1. What the sources actually contain about 2024–2025 bills
Across the provided sources, reporting centers on state-by-state age-of-consent summaries and on child-marriage legislation rather than on any catalog of U.S. legislative proposals to lower the sexual age-of-consent in 2024–2025; Datapandas, WorldPopulationReview and populationu present the landscape of current ages and close-in-age exceptions but do not list 2024–2025 bills that reduce those ages [1] [2] [3], and BillTrack50’s blog highlights state efforts to end or restrict child marriage and notes New Hampshire’s 2024 law raising the marriage age, not lowering sexual consent ages [5].

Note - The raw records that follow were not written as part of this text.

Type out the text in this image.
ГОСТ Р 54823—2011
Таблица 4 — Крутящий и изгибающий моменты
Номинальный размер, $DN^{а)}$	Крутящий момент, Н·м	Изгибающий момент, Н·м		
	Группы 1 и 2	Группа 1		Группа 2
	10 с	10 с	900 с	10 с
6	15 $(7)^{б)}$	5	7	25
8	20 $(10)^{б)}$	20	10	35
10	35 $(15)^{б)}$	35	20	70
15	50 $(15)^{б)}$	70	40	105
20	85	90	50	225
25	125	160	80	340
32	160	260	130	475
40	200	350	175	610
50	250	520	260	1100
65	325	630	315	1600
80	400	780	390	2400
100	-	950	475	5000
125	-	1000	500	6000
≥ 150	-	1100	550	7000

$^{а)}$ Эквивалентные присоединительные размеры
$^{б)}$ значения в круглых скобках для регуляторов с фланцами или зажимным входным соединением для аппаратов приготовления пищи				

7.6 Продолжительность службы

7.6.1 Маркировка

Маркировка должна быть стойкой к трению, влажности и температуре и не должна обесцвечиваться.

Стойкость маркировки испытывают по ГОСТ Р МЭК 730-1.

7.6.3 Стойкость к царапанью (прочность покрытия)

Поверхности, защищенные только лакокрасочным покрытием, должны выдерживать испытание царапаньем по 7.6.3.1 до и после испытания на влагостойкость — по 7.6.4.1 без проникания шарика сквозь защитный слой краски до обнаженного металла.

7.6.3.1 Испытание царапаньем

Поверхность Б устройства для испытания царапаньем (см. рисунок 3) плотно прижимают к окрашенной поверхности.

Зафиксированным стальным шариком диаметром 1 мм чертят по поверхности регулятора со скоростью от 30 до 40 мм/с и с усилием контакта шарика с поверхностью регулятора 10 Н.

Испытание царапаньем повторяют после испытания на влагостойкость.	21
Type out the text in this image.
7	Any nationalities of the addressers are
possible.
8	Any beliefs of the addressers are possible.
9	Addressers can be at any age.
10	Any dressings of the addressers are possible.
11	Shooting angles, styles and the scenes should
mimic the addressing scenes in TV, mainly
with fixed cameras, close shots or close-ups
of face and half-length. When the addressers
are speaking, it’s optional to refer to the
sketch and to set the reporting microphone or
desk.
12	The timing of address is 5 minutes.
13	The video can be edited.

2. Explicit instances the sources do report — none lower U.S. consent ages in 2024–2025
The one concrete legislative citation in these extracts that touches 2024–2025 is Wikipedia’s age-of-consent reform timeline noting Oklahoma’s HB 1003 in 2025 increased the age of consent from 16 to 18, and an Iraqi parliamentary attempt in 2024 to lower the age to nine (which was later reversed) — both examples demonstrate reform activity but do not support the existence of U.S. state bills lowering consent ages in 2024–2025 in the supplied material [4].
3. Why the absence in these sources matters for answering the question
Because the assignment requests “which 2024–2025 state bills proposed lowering sexual age-of-consent and who sponsored them in each state legislative database,” the available documents do not supply state legislative bill numbers, sponsors, or state-database links for any bills that actually lower consent ages in that timeframe; the evidence in hand is therefore insufficient to enumerate sponsors or entries in state legislative databases and must not be invented or inferred beyond what these sources say [1] [2] [3] [5] [4].
4. Alternative angles present in the sources and potential agendas
The supplied coverage skews toward context-setting (maps and guides of current ages and “Romeo-and-Juliet” close-in-age exceptions) and toward legislative moves to raise age thresholds or clamp down on child marriage — narratives typically advanced by child-safety advocacy groups and legal reform trackers — which means readers should be alert that aggregated “age-of-consent” pages often reflect the status quo and reform victories rather than catalog controversial proposals to reduce protections [1] [2] [5].
5. Recommended next steps to locate sponsors and bill records if they exist
To answer the user’s question definitively beyond these sources requires targeted checks of individual state legislative databases and bill trackers (searching 2024–2025 session archives for keywords like “age of consent,” “statutory rape,” and “sexual consent” and reviewing bill texts and sponsor fields); the provided materials do not perform that archival search and therefore cannot supply bill numbers or sponsor names for any U.S. state bills lowering consent ages in 2024–2025 (the limitation is in the reporting reviewed) [1] [2] [3] [5] [4].
6. Bottom line for readers and researchers
Based solely on the supplied reporting, there is no documented list of U.S. state bills in 2024–2025 that proposed lowering the sexual age-of-consent and no sponsors identified in state legislative databases within these sources; the documentation instead highlights existing state ages, close-in-age exceptions, child-marriage reform activity, and at least one instance of an age being raised [1] [2] [3] [5] [4].